One of the Great Lakes’ most enduring puzzles, the fate of the 17th century vessel the Griffin, continues to be a mystery.
Experts are debating whether a wooden slab found protruding from the bed of Lake Michigan is a wreckage from the long sought vessel or just a pound net stake — an underwater stationary fishing device used in the Great Lakes in the 19th and early 20th centuries.
A 10.5-foot section of the timber was found by shipwreck hunter Steve Libert in 2001 in a remote area of Lake Michigan near Poverty Island.
Libert, the president of Great Lakes Exploration Group, who has spent three decades and more than $1 million on the hunt for the elusive ship, noticed the timber was protruding from the lake bed.
After 12 years of research and legal tussles, the U.S. government acknowledged France’s claim to the wreck. French archaeologists last June finally dislodged the nearly 20-foot beam and dug beneath it. The results were disappointing.
“Sadly the survey could not confirm the presence of a homogeneous wreck under the thick layer of sediment and zebra mussels which covers the bottom of Lake Michigan,” Libert said.

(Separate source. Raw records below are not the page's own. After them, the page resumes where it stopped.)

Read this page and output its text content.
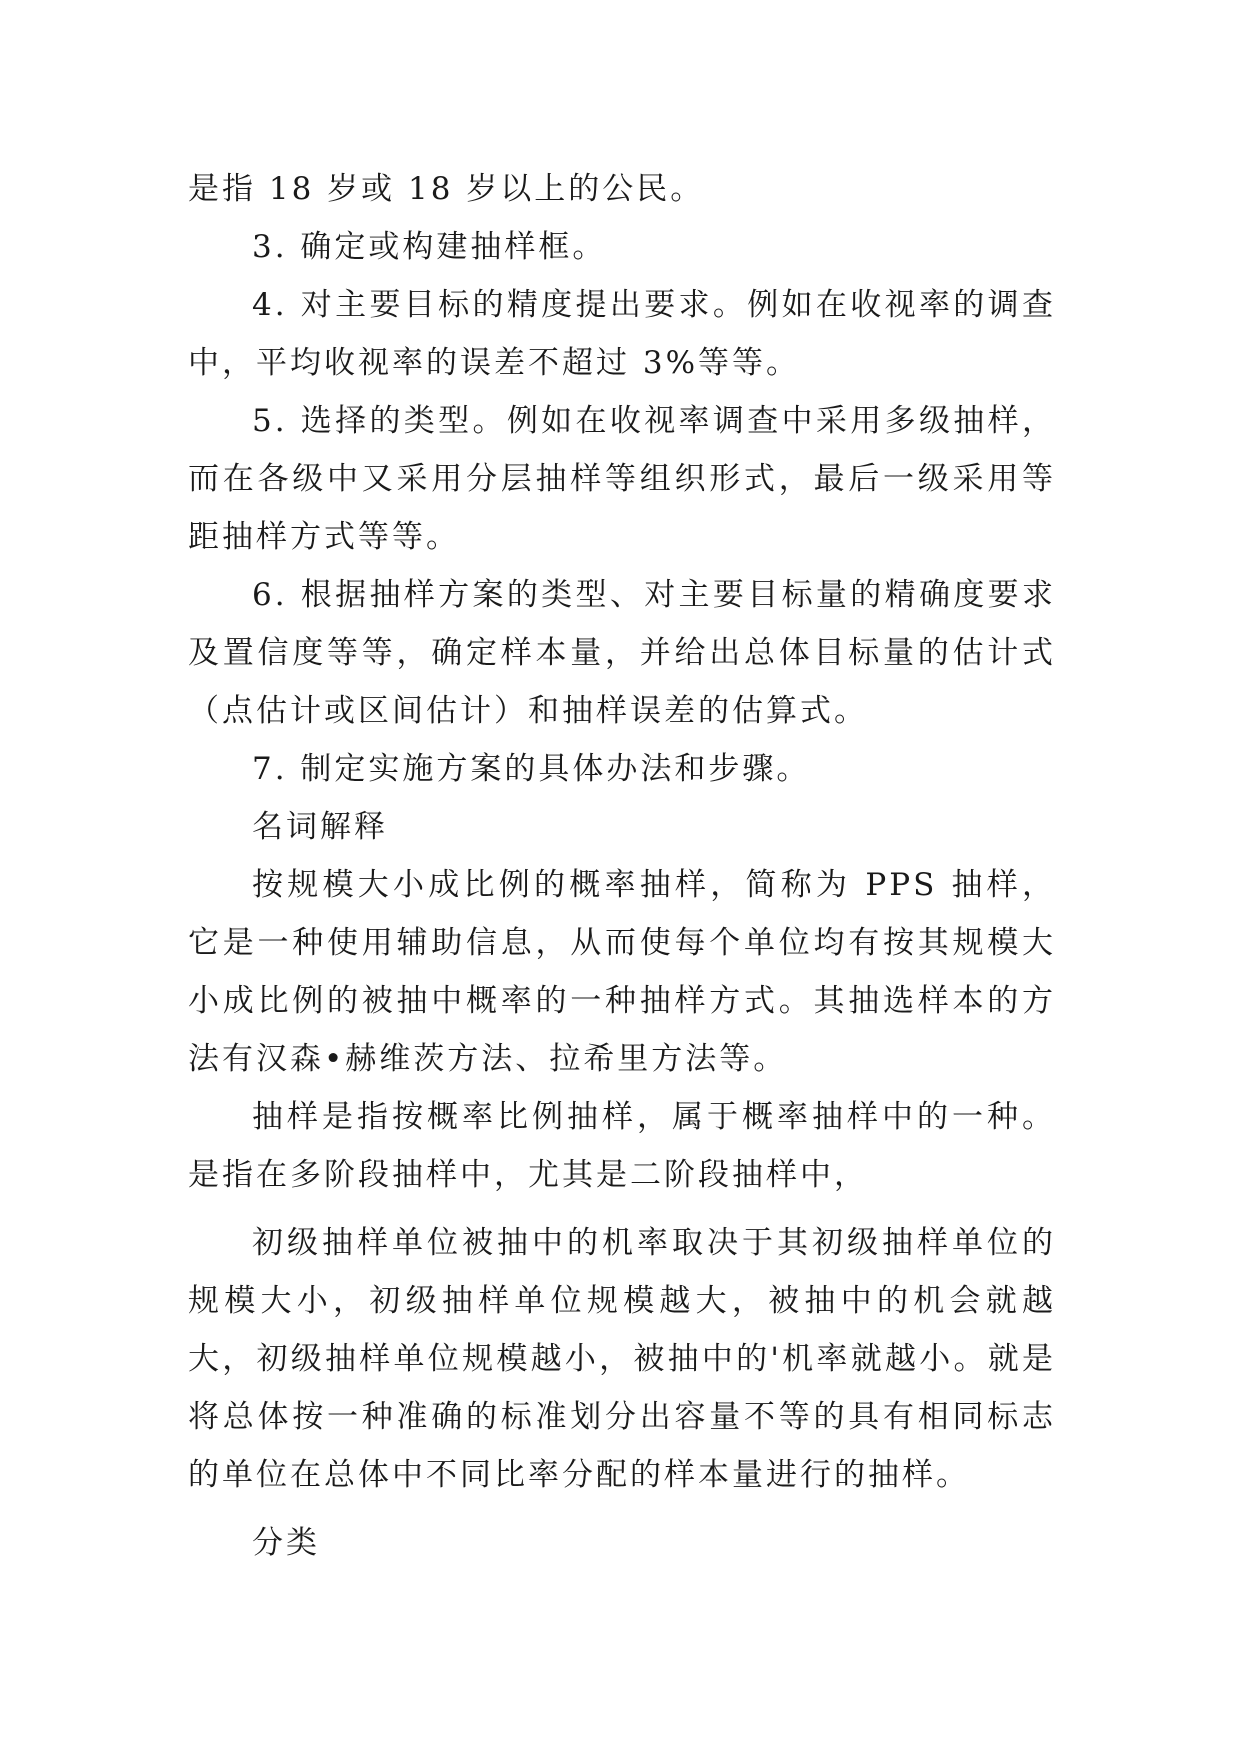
是指 18 岁或 18 岁以上的公民。

3. 确定或构建抽样框。

4. 对主要目标的精度提出要求。例如在收视率的调查中，平均收视率的误差不超过 3%等等。

5. 选择的类型。例如在收视率调查中采用多级抽样，而在各级中又采用分层抽样等组织形式，最后一级采用等距抽样方式等等。

6. 根据抽样方案的类型、对主要目标量的精确度要求及置信度等等，确定样本量，并给出总体目标量的估计式（点估计或区间估计）和抽样误差的估算式。

7. 制定实施方案的具体办法和步骤。

名词解释

按规模大小成比例的概率抽样，简称为 PPS 抽样，它是一种使用辅助信息，从而使每个单位均有按其规模大小成比例的被抽中概率的一种抽样方式。其抽选样本的方法有汉森•赫维茨方法、拉希里方法等。

抽样是指按概率比例抽样，属于概率抽样中的一种。是指在多阶段抽样中，尤其是二阶段抽样中，

初级抽样单位被抽中的机率取决于其初级抽样单位的规模大小，初级抽样单位规模越大，被抽中的机会就越大，初级抽样单位规模越小，被抽中的'机率就越小。就是将总体按一种准确的标准划分出容量不等的具有相同标志的单位在总体中不同比率分配的样本量进行的抽样。

分类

Long considered the Holy Grail of Great Lakes shipwrecks, the Griffin was built by the legendary French explorer Rene Robert Cavelier de la Salle, who journeyed across the Great Lakes and down the Mississippi in a quest for what he erroneously believed to be a passageway to China and Japan.
The ship vanished just a few months after her launch with a crew of six men and a cargo of furs.
According to Libert, the Griffin sailed between Green Bay and the Jesuit mission of Michilimackinac on the north bank of the Straits of Mackinac which join lakes Michigan and Huron.
“Searches shortly after her disappearance found nothing and for the following three centuries the circumstances and location of the loss of the Griffon were a mystery,” Libert said.
Theories about her fate included the ship sinking in a fierce storm, being captured and burned by Native Americans or scuttled by a mutinous crew.
Mystery also wraps the retrieved beam. Definitive answers about its original purpose came from neither carbon-14 dating, nor from CT scans.
The tests indicated the wood could have originated anywhere from 1670 to 1950, opening many possibilities. Analysis of ring patterns also proved incomplete, as only 29 out of the 50 rings necessary for the dating were visible in the scans.
“I’m looking at the evidence, and the evidence is pointing to a net stake,” Dean Anderson, Michigan’s state archaeologist, told the Associated Press.
“I’m not seeing any evidence of a vessel element here,” he added.
Libert hotly disagrees and claims the timber, which features four treenails, is a bowsprit — a spur or pole that extends from a vessel’s stem.
“It cannot be a pound net stake,” he told Discovery News. “Who would have put it there?”
“We know from the French archeologists that the bowsprit is at least 200 years old due to the erosion marks on this piece. It wasn’t until the 1880s that the fishing method was used by white settlers in Lake Michigan,” he said.